Considering the Alien’s Trick (or Lagrange relaxation), it is sufficient to find the profit when one dinner party costs \(c\) for all \(1\leq c \leq M\).

Let’s consider the problem for a fixed \(c\). In fact, it can be formulated as an LP (※), and taking its dual gives the following problem:

• Choose some intervals \([L_i,R_i]\). There must not be an overlap of \(c+1\) or more intervals. What is the maximum number of intervals that can be taken?

Strictly speaking, the profit corresponding to \(c\) is the value obtained by subtracting the answer to the above problem from \(M\), but since it is the same thing, we will solve it in the form above.

\(c=1\) is a well-known problem that can be solved by the following greedy algorithm:

• Place a cursor at \(0\). Then, repeat the following operation.

• Take an interval that satisfies the following conditions and set the cursor to the right end of that interval.

  • The left end is to the right of the cursor.
  • The right end is the smallest among those intervals satisfying the above.

• Terminate when no more intervals can be taken.

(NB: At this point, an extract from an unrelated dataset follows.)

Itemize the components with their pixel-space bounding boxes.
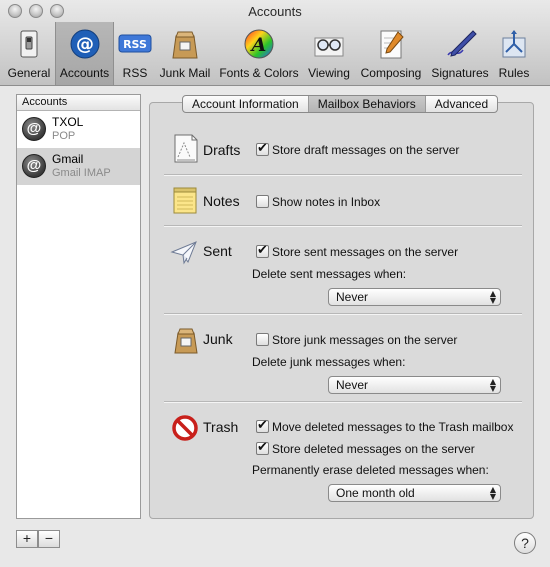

In fact, the same can be done for \(c>1\). Suppose you have found a solution for \(c=x\). You can get a solution for \(c=x+1\) if you run almost the same greedy algorithm on the intervals that have yet to be used. It is “almost” the same, so there is a difference. After setting the cursor to the right end of the interval, you can move back to the left. The condition for moving back is: look at how many of the intervals used so far overlap, and as long as it is less than \(c\), you can move back.

The validity of the above greedy algorithm can be understood by considering what happens when the above problem is solved with flow.

This greedy algorithm can be executed in \(O(M \log M)\) time by using binary search on a lazy evaluation Segment Tree, etc.

The total computational complexity is \(O(N+M \log M)\). The TL is set a little strict to distinguish it from \(O(M\sqrt{M}\log(M))\) solutions. So, \(O(M \log^2M)\) solutions may not be accepted without small constant factors.

Sample Implementation

※ On the formulation as an LP

Create a minimization problem. Prepare variables \(x_0,x_1,\cdots,x_N\). Let \(x_i-x_{i-1}\) correspond to the number of times a dinner party is held on day \(i\). In other words, create a constraint \(x_{i-1} \leq x_i\) and a cost function \(K(x_N-x_0)\).

For each \((L_i,R_i)\), first introduce a variable \(d_i\) and let it correspond to whether there is a dinner party in the interval \([L_i,R_i]\). It is sufficient to add the constraints \(0 \leq d_i \leq 1, d_i \leq x_{R_i}-x_{L_i-1}\), and the cost function \(1-d_i\).

It can be proven from the totally unimodular property that this LP has an integer solution. It can also be proven via the dual problem. The details of this part are omitted.

If you consider the dual problem of this LP, it will have almost the same form as the min-cost flow. Further simplifying this leads to the problem described above.